Idioms related to dogs

Do you remember? An idiom is a group of words in a fixed order that have a particular meaning that is different from the meanings of each word on its own.

There's an old English saying that says, ‘A dog is a man's best friend’. But do you know that there are idioms using the word ‘dog’? See if you have heard of these:

  1. You ask someone to 'call off the dogs' when you want them to stop attacking or criticising another person.

  2. If it is a 'dog-eat-dog' situation, people will do anything to be successful, even if what they do harms to other people.

  3. When someone is disappointed with their lives, you can say 'every dog has its day' to encourage them - this means that everyone will be successful or happy at some time in their life.

  4. You 'let sleeping dogs lie' when you don't want to talk about things which have caused problems in the past or to leave something alone if it might cause trouble.

  5. You can say you have to 'see a man about a dog' when you need to leave but you don't want to tell the real reason.

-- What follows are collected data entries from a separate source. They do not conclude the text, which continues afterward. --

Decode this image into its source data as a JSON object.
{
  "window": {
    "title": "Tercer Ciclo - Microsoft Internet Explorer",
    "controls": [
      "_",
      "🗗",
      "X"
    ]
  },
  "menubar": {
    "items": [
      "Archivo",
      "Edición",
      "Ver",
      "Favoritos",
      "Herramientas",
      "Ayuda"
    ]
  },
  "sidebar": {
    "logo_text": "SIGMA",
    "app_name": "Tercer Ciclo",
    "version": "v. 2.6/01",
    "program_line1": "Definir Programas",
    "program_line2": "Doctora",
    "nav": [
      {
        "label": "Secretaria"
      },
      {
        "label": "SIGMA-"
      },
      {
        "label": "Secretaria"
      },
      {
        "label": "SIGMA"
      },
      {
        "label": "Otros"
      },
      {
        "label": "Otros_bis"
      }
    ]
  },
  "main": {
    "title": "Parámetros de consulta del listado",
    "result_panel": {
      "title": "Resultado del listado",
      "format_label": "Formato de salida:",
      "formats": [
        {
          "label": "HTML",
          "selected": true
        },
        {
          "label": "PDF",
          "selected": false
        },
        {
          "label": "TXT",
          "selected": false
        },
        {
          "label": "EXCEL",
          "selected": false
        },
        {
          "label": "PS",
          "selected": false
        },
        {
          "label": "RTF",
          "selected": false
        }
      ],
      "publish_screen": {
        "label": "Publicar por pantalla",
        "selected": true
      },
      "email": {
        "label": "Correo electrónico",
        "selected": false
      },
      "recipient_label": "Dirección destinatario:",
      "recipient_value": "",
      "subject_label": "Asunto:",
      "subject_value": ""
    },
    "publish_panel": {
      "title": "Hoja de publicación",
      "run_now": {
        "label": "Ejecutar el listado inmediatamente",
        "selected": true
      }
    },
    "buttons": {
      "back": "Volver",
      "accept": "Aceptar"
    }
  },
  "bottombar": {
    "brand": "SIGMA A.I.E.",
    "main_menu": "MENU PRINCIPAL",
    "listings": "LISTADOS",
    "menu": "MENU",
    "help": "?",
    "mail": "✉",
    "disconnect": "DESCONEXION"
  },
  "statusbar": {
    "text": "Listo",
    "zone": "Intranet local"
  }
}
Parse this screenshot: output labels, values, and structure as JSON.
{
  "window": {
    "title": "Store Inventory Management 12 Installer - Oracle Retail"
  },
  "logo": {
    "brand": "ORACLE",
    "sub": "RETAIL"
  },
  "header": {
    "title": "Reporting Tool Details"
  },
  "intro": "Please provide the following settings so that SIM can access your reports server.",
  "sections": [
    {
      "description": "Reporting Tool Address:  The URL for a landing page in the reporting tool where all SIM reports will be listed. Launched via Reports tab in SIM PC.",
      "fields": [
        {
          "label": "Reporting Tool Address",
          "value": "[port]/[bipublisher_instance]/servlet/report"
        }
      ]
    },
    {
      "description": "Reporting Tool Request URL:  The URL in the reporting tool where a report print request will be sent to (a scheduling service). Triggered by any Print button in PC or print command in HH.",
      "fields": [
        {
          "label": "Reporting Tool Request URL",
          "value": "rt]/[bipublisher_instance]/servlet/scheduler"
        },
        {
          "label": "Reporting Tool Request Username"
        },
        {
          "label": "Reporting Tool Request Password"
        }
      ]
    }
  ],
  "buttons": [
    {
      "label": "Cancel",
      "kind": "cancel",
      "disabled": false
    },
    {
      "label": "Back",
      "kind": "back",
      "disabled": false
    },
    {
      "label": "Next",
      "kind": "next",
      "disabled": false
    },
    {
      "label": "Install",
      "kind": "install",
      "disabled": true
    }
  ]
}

  6. You 'are like a dog with two tails' if, say, your favourite team won the match as you are very happy about the result.

  7. If a country or organisation is 'going to the dogs', it is becoming less successful than it was in the past.

  8. You can describe a situation as 'tail wagging the dog' if something important is being decided or controlled by something less important.

  9. Someone 'works like a dog' if that person is working very hard.

  10. You may not want to go out if it is 'raining cats and dogs' as it is raining very heavily.